# Explore CONUS404 Dataset
This dataset was created by extracting specified variables from a collection of wrf2d output files, rechunking to better facilitate data extraction for a variety of use cases, and adding CF conventions to allow easier analysis, visualization and data extraction using Xarray and Holoviz.

In [None]:
import os
os.environ['USE_PYGEOS'] = '0'

import fsspec
import xarray as xr
import hvplot.xarray
import intake
import metpy
import cartopy.crs as ccrs

## 1) Select the Dataset from HyTEST's Intake Catalog

In [None]:
# open the hytest data intake catalog
hytest_cat = intake.open_catalog("https://raw.githubusercontent.com/hytest-org/hytest/main/dataset_catalog/hytest_intake_catalog.yml")
list(hytest_cat)

In [None]:
# open the conus404 sub-catalog
cat = hytest_cat['conus404-catalog']
list(cat)

**Select a dataset**: If you are unsure of which copy of a particular dataset to use (e.g. `conus404-hourly-?`), please review the [HyTEST JupyterBook](https://hytest-org.github.io/hytest/dataset_catalog/README.html#storage-locations)

In [None]:
## Select the dataset you want to read into your notebook and preview its metadata
dataset = 'conus404-hourly-osn' 
cat[dataset]

## 2) Set Up AWS Credentials (Optional)

This notebook reads data from the OSN pod.

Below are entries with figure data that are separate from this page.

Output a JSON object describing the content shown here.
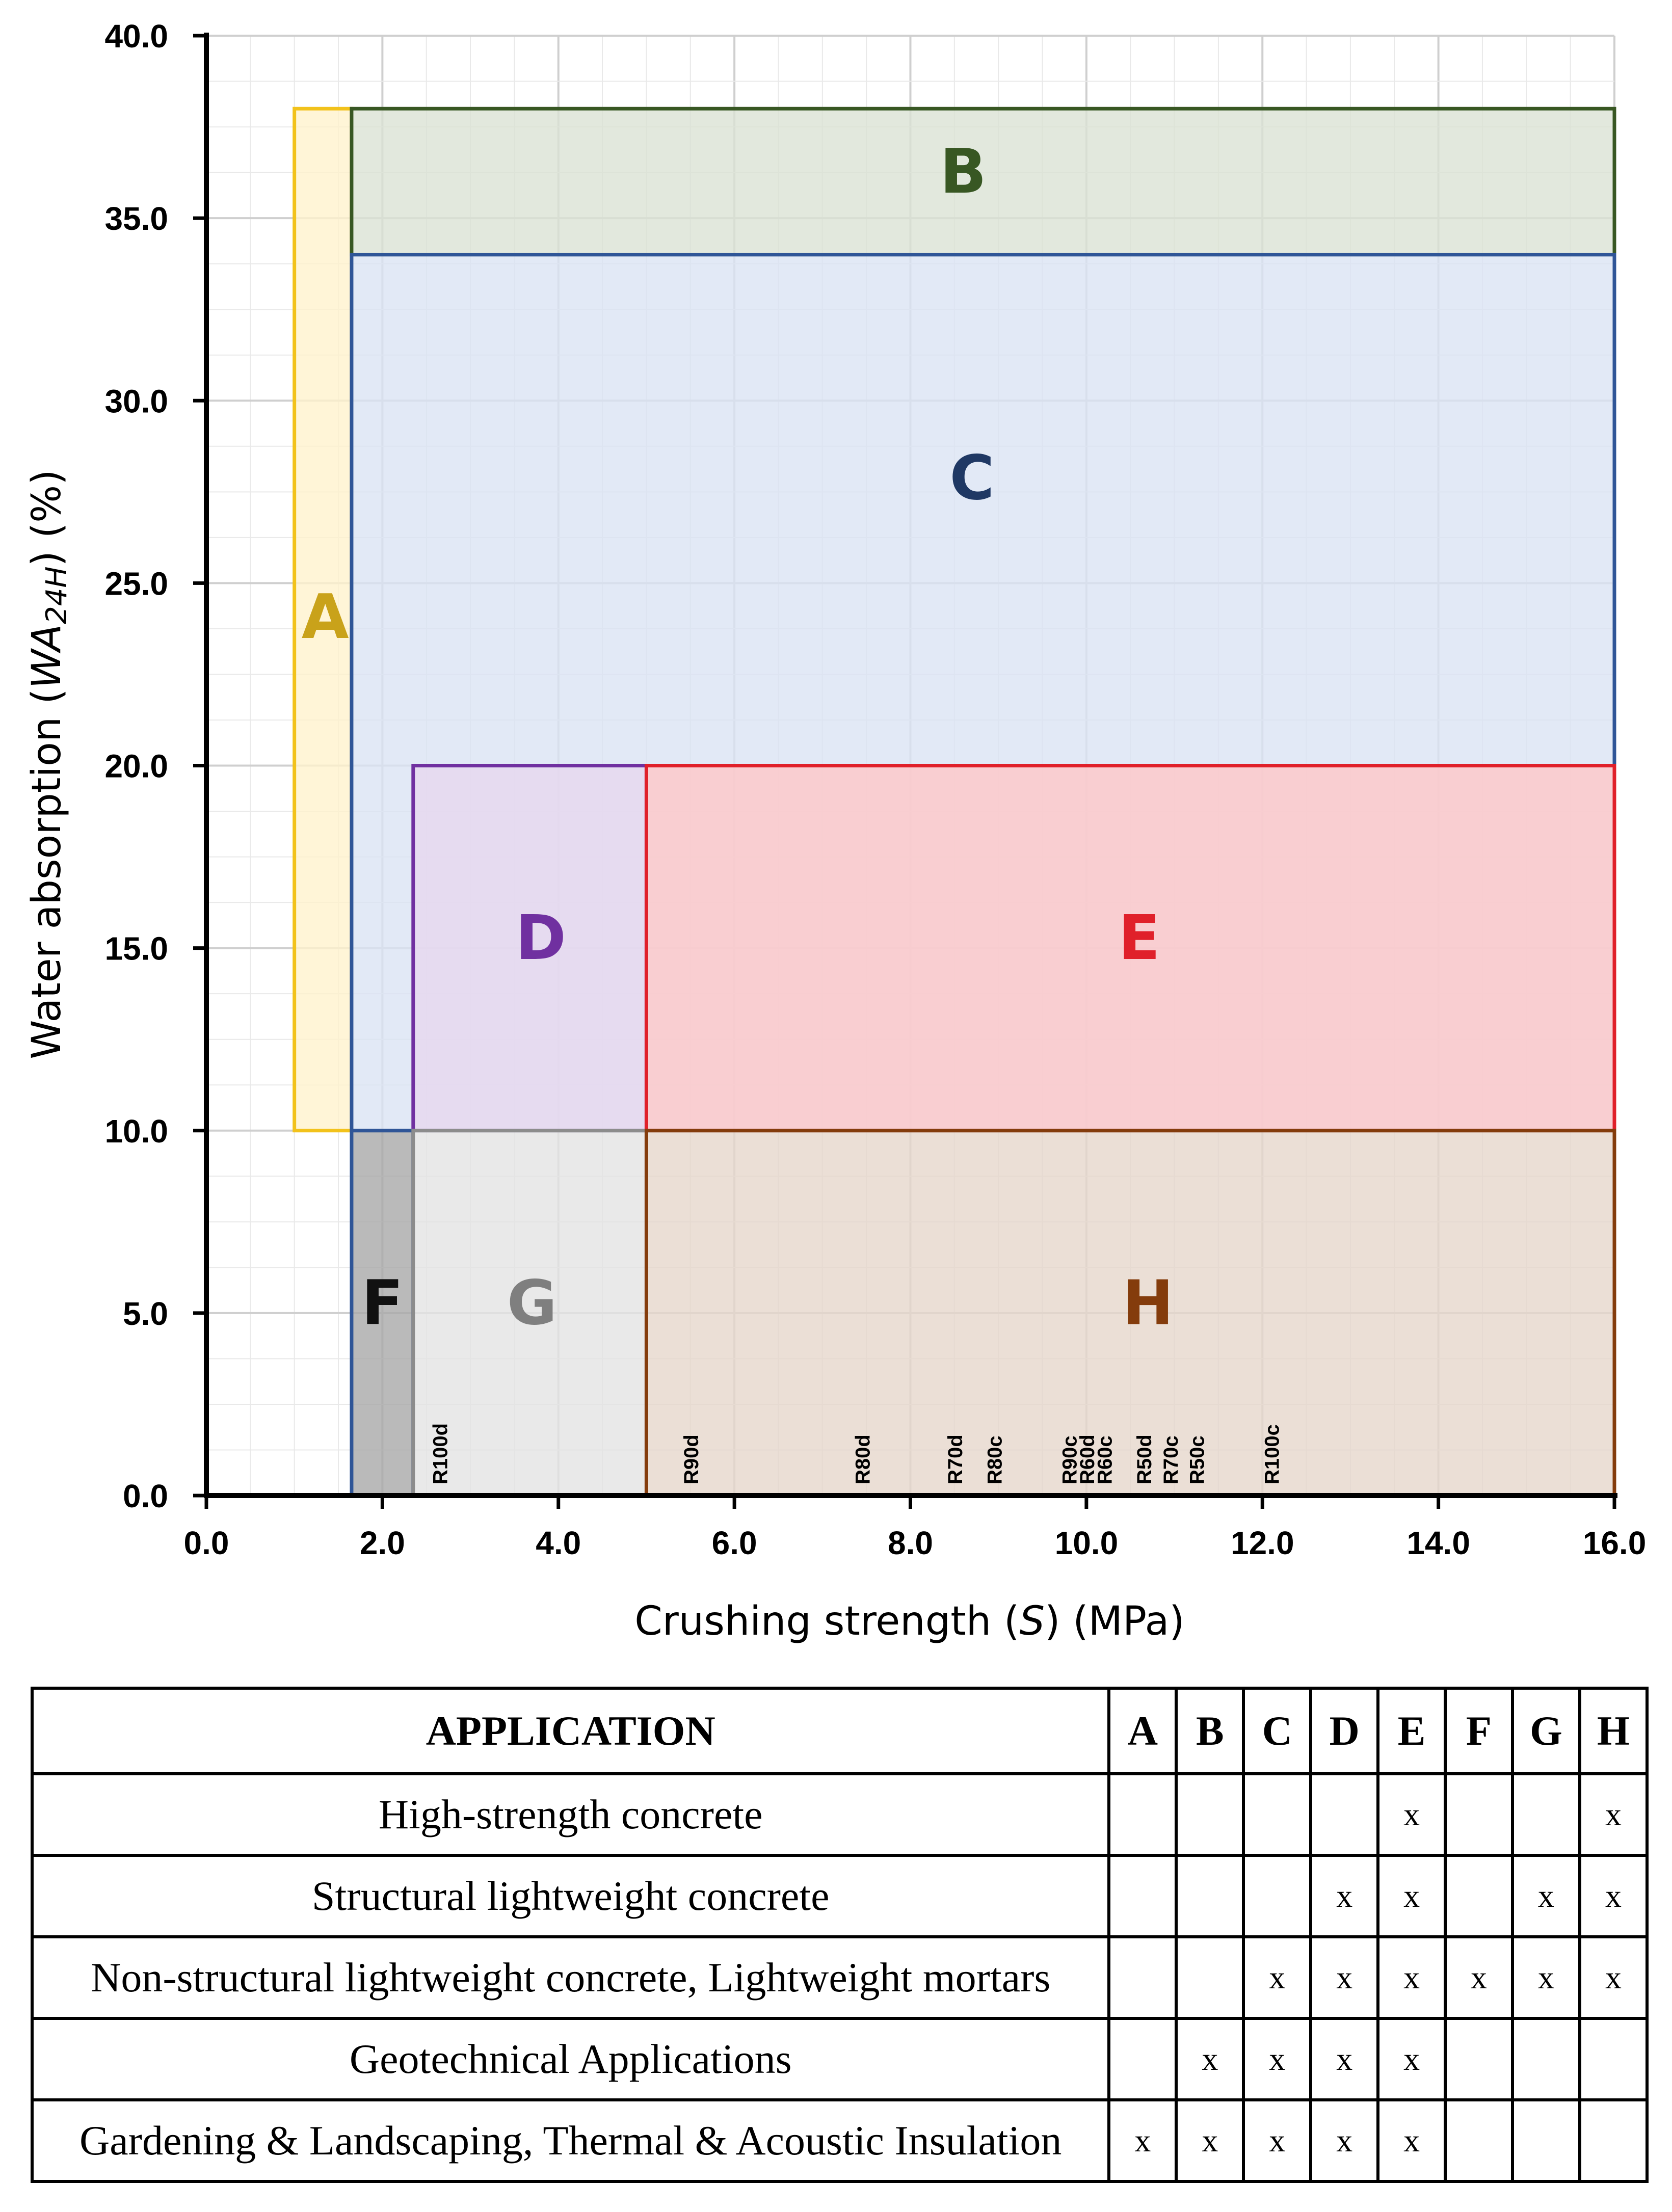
{
  "chart_data": {
    "type": "region",
    "xlabel": "Crushing strength (S) (MPa)",
    "xlabel_parts": [
      "Crushing strength (",
      "S",
      ") (MPa)"
    ],
    "ylabel": "Water absorption (WA24H) (%)",
    "ylabel_parts": [
      "Water absorption (",
      "WA",
      "24H",
      ") (%)"
    ],
    "xlim": [
      0,
      16
    ],
    "ylim": [
      0,
      40
    ],
    "x_ticks": [
      "0.0",
      "2.0",
      "4.0",
      "6.0",
      "8.0",
      "10.0",
      "12.0",
      "14.0",
      "16.0"
    ],
    "y_ticks": [
      "0.0",
      "5.0",
      "10.0",
      "15.0",
      "20.0",
      "25.0",
      "30.0",
      "35.0",
      "40.0"
    ],
    "grid": true,
    "zones": [
      {
        "label": "A",
        "x": [
          1.0,
          1.65
        ],
        "y": [
          10,
          38
        ],
        "fill": "#fff2cc",
        "stroke": "#f2c21b",
        "text": "#c9a21a",
        "label_at": [
          1.35,
          23.5
        ],
        "bold": false
      },
      {
        "label": "B",
        "x": [
          1.65,
          16
        ],
        "y": [
          34,
          38
        ],
        "fill": "#dae1d4",
        "stroke": "#385723",
        "text": "#385723",
        "label_at": [
          8.6,
          35.7
        ],
        "bold": true
      },
      {
        "label": "C",
        "x": [
          1.65,
          16
        ],
        "y": [
          10,
          34
        ],
        "fill": "#dae3f3",
        "stroke": "#2f5597",
        "text": "#1f3864",
        "label_at": [
          8.7,
          27.3
        ],
        "bold": true
      },
      {
        "label": "D",
        "x": [
          2.35,
          5.0
        ],
        "y": [
          10,
          20
        ],
        "fill": "#e7d7ee",
        "stroke": "#7030a0",
        "text": "#7030a0",
        "label_at": [
          3.8,
          14.7
        ],
        "bold": true
      },
      {
        "label": "E",
        "x": [
          5.0,
          16
        ],
        "y": [
          10,
          20
        ],
        "fill": "#ffc7c7",
        "stroke": "#e0202a",
        "text": "#e0202a",
        "label_at": [
          10.6,
          14.7
        ],
        "bold": true
      },
      {
        "label": "F",
        "x": [
          1.65,
          2.35
        ],
        "y": [
          0,
          10
        ],
        "fill": "#a6a6a6",
        "stroke": "#2f5597",
        "text": "#111111",
        "label_at": [
          2.0,
          4.7
        ],
        "bold": true
      },
      {
        "label": "G",
        "x": [
          2.35,
          5.0
        ],
        "y": [
          0,
          10
        ],
        "fill": "#e3e3e3",
        "stroke": "#8c8c8c",
        "text": "#7f7f7f",
        "label_at": [
          3.7,
          4.7
        ],
        "bold": true
      },
      {
        "label": "H",
        "x": [
          5.0,
          16
        ],
        "y": [
          0,
          10
        ],
        "fill": "#e6d6cb",
        "stroke": "#843c0c",
        "text": "#843c0c",
        "label_at": [
          10.7,
          4.7
        ],
        "bold": true
      }
    ],
    "samples": [
      {
        "label": "R100d",
        "x": 2.65
      },
      {
        "label": "R90d",
        "x": 5.5
      },
      {
        "label": "R80d",
        "x": 7.45
      },
      {
        "label": "R70d",
        "x": 8.5
      },
      {
        "label": "R80c",
        "x": 8.95
      },
      {
        "label": "R90c",
        "x": 9.8
      },
      {
        "label": "R60d",
        "x": 10.0
      },
      {
        "label": "R60c",
        "x": 10.2
      },
      {
        "label": "R50d",
        "x": 10.65
      },
      {
        "label": "R70c",
        "x": 10.95
      },
      {
        "label": "R50c",
        "x": 11.25
      },
      {
        "label": "R100c",
        "x": 12.1
      }
    ]
  },
  "table": {
    "header": "APPLICATION",
    "zones": [
      "A",
      "B",
      "C",
      "D",
      "E",
      "F",
      "G",
      "H"
    ],
    "mark": "x",
    "rows": [
      {
        "application": "High-strength concrete",
        "marks": [
          "",
          "",
          "",
          "",
          "x",
          "",
          "",
          "x"
        ]
      },
      {
        "application": "Structural lightweight concrete",
        "marks": [
          "",
          "",
          "",
          "x",
          "x",
          "",
          "x",
          "x"
        ]
      },
      {
        "application": "Non-structural lightweight concrete, Lightweight mortars",
        "marks": [
          "",
          "",
          "x",
          "x",
          "x",
          "x",
          "x",
          "x"
        ]
      },
      {
        "application": "Geotechnical Applications",
        "marks": [
          "",
          "x",
          "x",
          "x",
          "x",
          "",
          "",
          ""
        ]
      },
      {
        "application": "Gardening & Landscaping, Thermal & Acoustic Insulation",
        "marks": [
          "x",
          "x",
          "x",
          "x",
          "x",
          "",
          "",
          ""
        ]
      }
    ]
  }
}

The OSN pod is object store data on a high speed internet connection with free access from any computing environment. If you change this notebook to use one of the CONUS404 datasets stored on S3 (options ending in `-cloud`), you will be pulling data from a `requester-pays` S3 bucket. This means you have to set up your AWS credentials before you are able to load the data. Please note that reading the `-cloud` data from S3 may incur charges if you are reading data outside of AWS's `us-west-2` region or running the notebook outside of the cloud altogether. If you would like to access one of the `-cloud` options, uncomment and run the following code snippet to set up your AWS credentials. You can find more info about this AWS helper function [here](../environment_set_up/Help_AWS_Credentials.ipynb).

In [None]:
# uncomment the lines below to read in your AWS credentials if you want to access data from a requester-pays bucket (-cloud)
# os.environ['AWS_PROFILE'] = 'default'
# %run ../environment_set_up/Help_AWS_Credentials.ipynb

## 3) Parallelize with Dask (Optional, but recommended)
Some of the steps we will take are aware of parallel clustered compute environments
using `dask`. We will start a cluster so that future steps can take advantage
of this ability. 

This is an optional step, but speed ups data loading significantly, especially 
when accessing data from the cloud.

We have documentation on how to start a Dask Cluster in different computing environments [here](../environment_set_up/clusters.md).

In [None]:
#%run ../environment_set_up/Start_Dask_Cluster_Nebari.ipynb
## If this notebook is not being run on Nebari/ESIP, replace the above 
## path name with a helper appropriate to your compute environment.  Examples:
# %run ../environment_set_up/Start_Dask_Cluster_Denali.ipynb
# %run ../environment_set_up/Start_Dask_Cluster_Tallgrass.ipynb
# %run ../environment_set_up/Start_Dask_Cluster_Desktop.ipynb
# %run ../environment_set_up/Start_Dask_Cluster_PangeoCHS.ipynb

## 4) Explore the dataset

In [None]:
# read in the dataset and use metpy to parse the crs information on the dataset
print(f"Reading {dataset} metadata...", end='')
ds = cat[dataset].to_dask().metpy.parse_cf()
ds

In [None]:
# Examine the grid data structure for SNOW: 
ds.SNOW

Looks like this dataset is organized in three coordinates (x, y, and time), and we have used the `metpy` package to pase the crs information into the `metpy_crs` variable:

In [None]:
crs = ds['SNOW'].metpy.cartopy_crs
crs

## Example A: Load the entire spatial domain for a variable at a specific time step

In [None]:
%%time
da = ds.SNOW_ACC_NC.sel(time='2009-12-24 00:00').load()
### NOTE: the `load()` is dask-aware, so will operate in parallel if
### a cluster has been started. 

In [None]:
da.hvplot.quadmesh(x='lon', y='lat', rasterize=True, geo=True, tiles='OSM', cmap='viridis').opts('Image', alpha=0.5)

## Example B: Load a time series for a variable at a specific grid cell for a specified time range

We will identify a point that we want to pull data for using lat/lon coordinates.

The CONUS404 data is in a Lambert Conformal Conic projection, so we need to re-project/transform using the
built-in `crs` we examined earlier.

In [None]:
lat,lon = 39.978322,-105.2772194    
x, y = crs.transform_point(lon, lat, src_crs=ccrs.PlateCarree())   
print(x,y) # these vals are in LCC

In [None]:
%%time
# pull out a particulat time slice at the specified coordinates
da = ds.PREC_ACC_NC.sel(x=x, y=y, method='nearest').sel(time=slice('2013-01-01 00:00','2013-12-31 00:00')).load()

In [None]:
# plot your time series
da.hvplot(x='time', grid=True)

## Stop cluster
Uncomment the line below if you started a dask cluster to shut it down.

In [None]:
#client.close(); cluster.shutdown()